The Dogs Of The Dow Trading System & Strategy has been around since at least the early 90s and exists in a couple of different forms. The strategy involves tracking the 30 stocks in the DJIA and each year selecting the 10 stocks with the highest dividend yield. Each year the portfolio is rebalanced so that you always hold the 10 stocks with the highest yield.
Since dividend yield often moves inversely to price, this is essentially a contrarian strategy where you are selecting some of the weakest performers from the index.
According to this analysis from Steve Auger, the Dogs of the Dow strategy has been an effective one, outpacing the Dow index by a decent margin since 1999:
Dogs Of The Dow Trading Alternative Trading Strategy
Another variation of this strategy is to go long stocks that have been removed from market indexes.
For example, when the S&P 500 announces constituent changes, go long the stocks that have been removed.

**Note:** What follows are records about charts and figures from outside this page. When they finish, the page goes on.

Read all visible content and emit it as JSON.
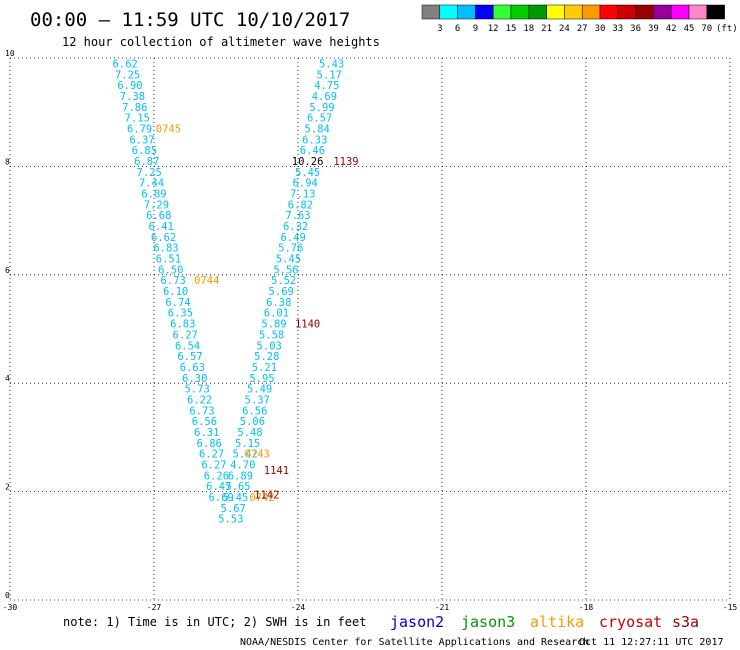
{
  "header": {
    "title": "00:00 – 11:59 UTC 10/10/2017",
    "subtitle": "12 hour collection of altimeter wave heights"
  },
  "colorbar": {
    "labels": [
      "3",
      "6",
      "9",
      "12",
      "15",
      "18",
      "21",
      "24",
      "27",
      "30",
      "33",
      "36",
      "39",
      "42",
      "45",
      "70"
    ],
    "unit": "(ft)",
    "colors": [
      "#808080",
      "#00ffff",
      "#00bfff",
      "#0000ff",
      "#33ff33",
      "#00cc00",
      "#009900",
      "#ffff00",
      "#ffcc00",
      "#ff9900",
      "#ff0000",
      "#cc0000",
      "#990000",
      "#990099",
      "#ff00ff",
      "#ff88cc",
      "#000000"
    ]
  },
  "footer": {
    "note": "note: 1) Time is in UTC; 2) SWH is in feet",
    "credit": "NOAA/NESDIS Center for Satellite Applications and Research",
    "timestamp": "Oct 11 12:27:11 UTC 2017"
  },
  "legend": [
    {
      "name": "jason2",
      "color": "#0000cc"
    },
    {
      "name": "jason3",
      "color": "#009900"
    },
    {
      "name": "altika",
      "color": "#ff9900"
    },
    {
      "name": "cryosat",
      "color": "#cc0000"
    },
    {
      "name": "s3a",
      "color": "#990000"
    }
  ],
  "chart_data": {
    "type": "scatter",
    "xlim": [
      -30,
      -15
    ],
    "ylim": [
      0,
      10
    ],
    "xticks": [
      -30,
      -27,
      -24,
      -21,
      -18,
      -15
    ],
    "yticks": [
      0,
      2,
      4,
      6,
      8,
      10
    ],
    "grid": true,
    "series": [
      {
        "color": "#00bfff",
        "points": [
          {
            "x": -27.6,
            "y": 9.9,
            "v": "6.62"
          },
          {
            "x": -27.55,
            "y": 9.7,
            "v": "7.25"
          },
          {
            "x": -27.5,
            "y": 9.5,
            "v": "6.90"
          },
          {
            "x": -27.45,
            "y": 9.3,
            "v": "7.38"
          },
          {
            "x": -27.4,
            "y": 9.1,
            "v": "7.86"
          },
          {
            "x": -27.35,
            "y": 8.9,
            "v": "7.15"
          },
          {
            "x": -27.3,
            "y": 8.7,
            "v": "6.79"
          },
          {
            "x": -27.25,
            "y": 8.5,
            "v": "6.37"
          },
          {
            "x": -27.2,
            "y": 8.3,
            "v": "6.85"
          },
          {
            "x": -27.15,
            "y": 8.1,
            "v": "6.87"
          },
          {
            "x": -27.1,
            "y": 7.9,
            "v": "7.25"
          },
          {
            "x": -27.05,
            "y": 7.7,
            "v": "7.44"
          },
          {
            "x": -27.0,
            "y": 7.5,
            "v": "6.89"
          },
          {
            "x": -26.95,
            "y": 7.3,
            "v": "7.29"
          },
          {
            "x": -26.9,
            "y": 7.1,
            "v": "6.68"
          },
          {
            "x": -26.85,
            "y": 6.9,
            "v": "6.41"
          },
          {
            "x": -26.8,
            "y": 6.7,
            "v": "6.62"
          },
          {
            "x": -26.75,
            "y": 6.5,
            "v": "6.83"
          },
          {
            "x": -26.7,
            "y": 6.3,
            "v": "6.51"
          },
          {
            "x": -26.65,
            "y": 6.1,
            "v": "6.50"
          },
          {
            "x": -26.6,
            "y": 5.9,
            "v": "6.73"
          },
          {
            "x": -26.55,
            "y": 5.7,
            "v": "6.10"
          },
          {
            "x": -26.5,
            "y": 5.5,
            "v": "6.74"
          },
          {
            "x": -26.45,
            "y": 5.3,
            "v": "6.35"
          },
          {
            "x": -26.4,
            "y": 5.1,
            "v": "6.83"
          },
          {
            "x": -26.35,
            "y": 4.9,
            "v": "6.27"
          },
          {
            "x": -26.3,
            "y": 4.7,
            "v": "6.54"
          },
          {
            "x": -26.25,
            "y": 4.5,
            "v": "6.57"
          },
          {
            "x": -26.2,
            "y": 4.3,
            "v": "6.63"
          },
          {
            "x": -26.15,
            "y": 4.1,
            "v": "6.30"
          },
          {
            "x": -26.1,
            "y": 3.9,
            "v": "5.73"
          },
          {
            "x": -26.05,
            "y": 3.7,
            "v": "6.22"
          },
          {
            "x": -26.0,
            "y": 3.5,
            "v": "6.73"
          },
          {
            "x": -25.95,
            "y": 3.3,
            "v": "6.56"
          },
          {
            "x": -25.9,
            "y": 3.1,
            "v": "6.31"
          },
          {
            "x": -25.85,
            "y": 2.9,
            "v": "6.86"
          },
          {
            "x": -25.8,
            "y": 2.7,
            "v": "6.27"
          },
          {
            "x": -25.75,
            "y": 2.5,
            "v": "6.27"
          },
          {
            "x": -25.7,
            "y": 2.3,
            "v": "6.26"
          },
          {
            "x": -25.65,
            "y": 2.1,
            "v": "6.47"
          },
          {
            "x": -25.6,
            "y": 1.9,
            "v": "6.69"
          }
        ]
      },
      {
        "color": "#00bfff",
        "points": [
          {
            "x": -23.3,
            "y": 9.9,
            "v": "5.43"
          },
          {
            "x": -23.35,
            "y": 9.7,
            "v": "5.17"
          },
          {
            "x": -23.4,
            "y": 9.5,
            "v": "4.75"
          },
          {
            "x": -23.45,
            "y": 9.3,
            "v": "4.69"
          },
          {
            "x": -23.5,
            "y": 9.1,
            "v": "5.99"
          },
          {
            "x": -23.55,
            "y": 8.9,
            "v": "6.57"
          },
          {
            "x": -23.6,
            "y": 8.7,
            "v": "5.84"
          },
          {
            "x": -23.65,
            "y": 8.5,
            "v": "6.33"
          },
          {
            "x": -23.7,
            "y": 8.3,
            "v": "6.46"
          },
          {
            "x": -23.8,
            "y": 7.9,
            "v": "5.45"
          },
          {
            "x": -23.85,
            "y": 7.7,
            "v": "6.94"
          },
          {
            "x": -23.9,
            "y": 7.5,
            "v": "7.13"
          },
          {
            "x": -23.95,
            "y": 7.3,
            "v": "6.82"
          },
          {
            "x": -24.0,
            "y": 7.1,
            "v": "7.63"
          },
          {
            "x": -24.05,
            "y": 6.9,
            "v": "6.32"
          },
          {
            "x": -24.1,
            "y": 6.7,
            "v": "6.49"
          },
          {
            "x": -24.15,
            "y": 6.5,
            "v": "5.76"
          },
          {
            "x": -24.2,
            "y": 6.3,
            "v": "5.45"
          },
          {
            "x": -24.25,
            "y": 6.1,
            "v": "5.56"
          },
          {
            "x": -24.3,
            "y": 5.9,
            "v": "5.52"
          },
          {
            "x": -24.35,
            "y": 5.7,
            "v": "5.69"
          },
          {
            "x": -24.4,
            "y": 5.5,
            "v": "6.38"
          },
          {
            "x": -24.45,
            "y": 5.3,
            "v": "6.01"
          },
          {
            "x": -24.5,
            "y": 5.1,
            "v": "5.89"
          },
          {
            "x": -24.55,
            "y": 4.9,
            "v": "5.58"
          },
          {
            "x": -24.6,
            "y": 4.7,
            "v": "5.03"
          },
          {
            "x": -24.65,
            "y": 4.5,
            "v": "5.28"
          },
          {
            "x": -24.7,
            "y": 4.3,
            "v": "5.21"
          },
          {
            "x": -24.75,
            "y": 4.1,
            "v": "5.95"
          },
          {
            "x": -24.8,
            "y": 3.9,
            "v": "5.49"
          },
          {
            "x": -24.85,
            "y": 3.7,
            "v": "5.37"
          },
          {
            "x": -24.9,
            "y": 3.5,
            "v": "6.56"
          },
          {
            "x": -24.95,
            "y": 3.3,
            "v": "5.06"
          },
          {
            "x": -25.0,
            "y": 3.1,
            "v": "5.48"
          },
          {
            "x": -25.05,
            "y": 2.9,
            "v": "5.15"
          },
          {
            "x": -25.1,
            "y": 2.7,
            "v": "5.42"
          },
          {
            "x": -25.15,
            "y": 2.5,
            "v": "4.70"
          },
          {
            "x": -25.2,
            "y": 2.3,
            "v": "6.89"
          },
          {
            "x": -25.25,
            "y": 2.1,
            "v": "5.65"
          },
          {
            "x": -25.3,
            "y": 1.9,
            "v": "5.45"
          },
          {
            "x": -25.35,
            "y": 1.7,
            "v": "5.67"
          },
          {
            "x": -25.4,
            "y": 1.5,
            "v": "5.53"
          }
        ]
      },
      {
        "color": "#000000",
        "points": [
          {
            "x": -23.8,
            "y": 8.1,
            "v": "10.26"
          }
        ]
      },
      {
        "color": "#ff9900",
        "points": [
          {
            "x": -26.7,
            "y": 8.7,
            "v": "0745"
          },
          {
            "x": -25.9,
            "y": 5.9,
            "v": "0744"
          },
          {
            "x": -24.85,
            "y": 2.7,
            "v": "0743"
          },
          {
            "x": -24.75,
            "y": 1.9,
            "v": "0742"
          }
        ]
      },
      {
        "color": "#990000",
        "points": [
          {
            "x": -23.0,
            "y": 8.1,
            "v": "1139"
          },
          {
            "x": -23.8,
            "y": 5.1,
            "v": "1140"
          },
          {
            "x": -24.45,
            "y": 2.4,
            "v": "1141"
          },
          {
            "x": -24.65,
            "y": 1.95,
            "v": "1142"
          }
        ]
      }
    ]
  }
}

These ‘dogs’ often see compulsory selling by fund managers who track the market indexes and this heavy selling leaves them technically oversold and potentially undervalued.
This anomaly has been documented in the UK market with success. Research from Jay Dahya in 2006 found that “deletions to the index are associated with a negative price response, which is fully reversed over a 120-day period after news of the removal from the index.”
Dogs Of The Dow Trading System & Strategy:
Go long the 10 highest dividend yield stocks in the DJIA and rebalance each year.
Alternatively, track stocks that have been removed from major indices like the S&P 500 or FTSE 100 and go long after heavy selling pressure around the announcement. Hold for up to four months to capture the full reversal.